I know this is not quite what you were asking for but before you buy you should check out the cost of a new unit with student discounts and see if there are good rebates on additional items you would want or need. I was to increase the value of my already discounted purchase by buying a Canon pixima ip 4200 and iPod at the same time and qualifying for $279 in rebates (free printer, $90 iPod).
As far as making a choice of mac or pc, you can have both with the intel macs. I am using the free beta of 'Bootcamp' to run Windows xp professional on this machine as well as the mac os, with nary a hick-up.
By the way, if you need software, regardless of platform, try OpenOffice.org suite,
www.openoffice.org/, for word processing, database, powerpoint, export to pdf, and a number of other features. It's free and very capable. The fact of the matter is, there is so much good, free Open Source software out there, you probably won't have to buy much software at all.
Software for Starving Students at softwarefor.org/ is a good place to start.

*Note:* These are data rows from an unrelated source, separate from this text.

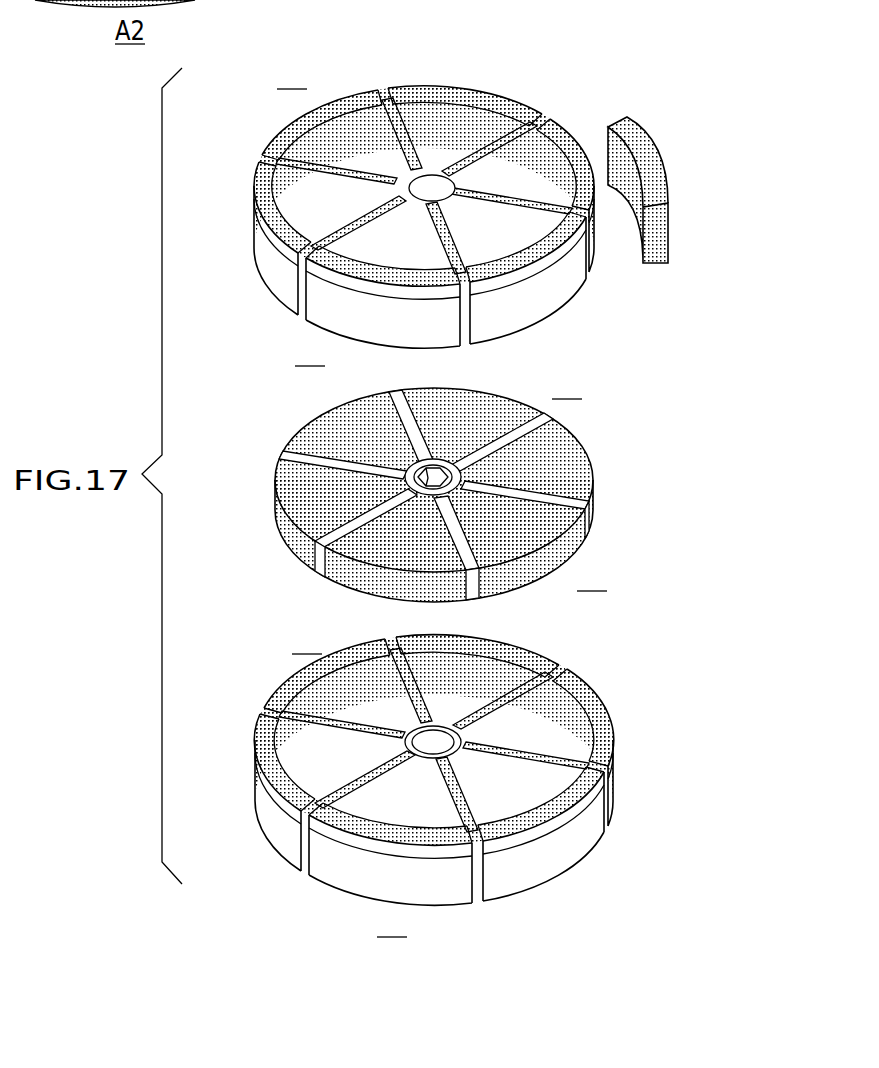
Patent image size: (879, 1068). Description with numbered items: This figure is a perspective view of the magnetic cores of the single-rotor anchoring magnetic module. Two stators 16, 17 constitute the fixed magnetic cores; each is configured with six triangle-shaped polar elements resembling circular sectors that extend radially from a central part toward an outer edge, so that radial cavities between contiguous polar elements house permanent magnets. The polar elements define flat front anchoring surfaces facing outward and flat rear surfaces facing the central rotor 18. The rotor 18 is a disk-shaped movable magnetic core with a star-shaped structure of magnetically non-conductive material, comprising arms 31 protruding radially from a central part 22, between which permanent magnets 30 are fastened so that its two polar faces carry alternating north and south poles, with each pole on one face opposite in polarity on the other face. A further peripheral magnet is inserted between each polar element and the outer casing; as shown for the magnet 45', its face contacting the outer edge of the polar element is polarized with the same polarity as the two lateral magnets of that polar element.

The stator 16 is at (219, 219).
The stator 17 is at (224, 779).
The central rotor 18 is at (219, 514).
The hub with hexagonal socket 22 is at (432, 478).
The permanent magnet 30 is at (300, 508).
The arm 31 is at (574, 490).
The peripheral magnet 45' is at (649, 229).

I also recommend you check with your schools IT lab and see if you can qualify for free or almost free Windows software. I am taking a intro to computers course this semester and was able to buy the XP pro disk(s), both regular and 64 bit for $14 plus shipping. I could have downloaded it for free as an iso file but I wanted the disk on hand. There are a number of software packages available and if you haven't taken a computer class yet, it may be worth it to do so.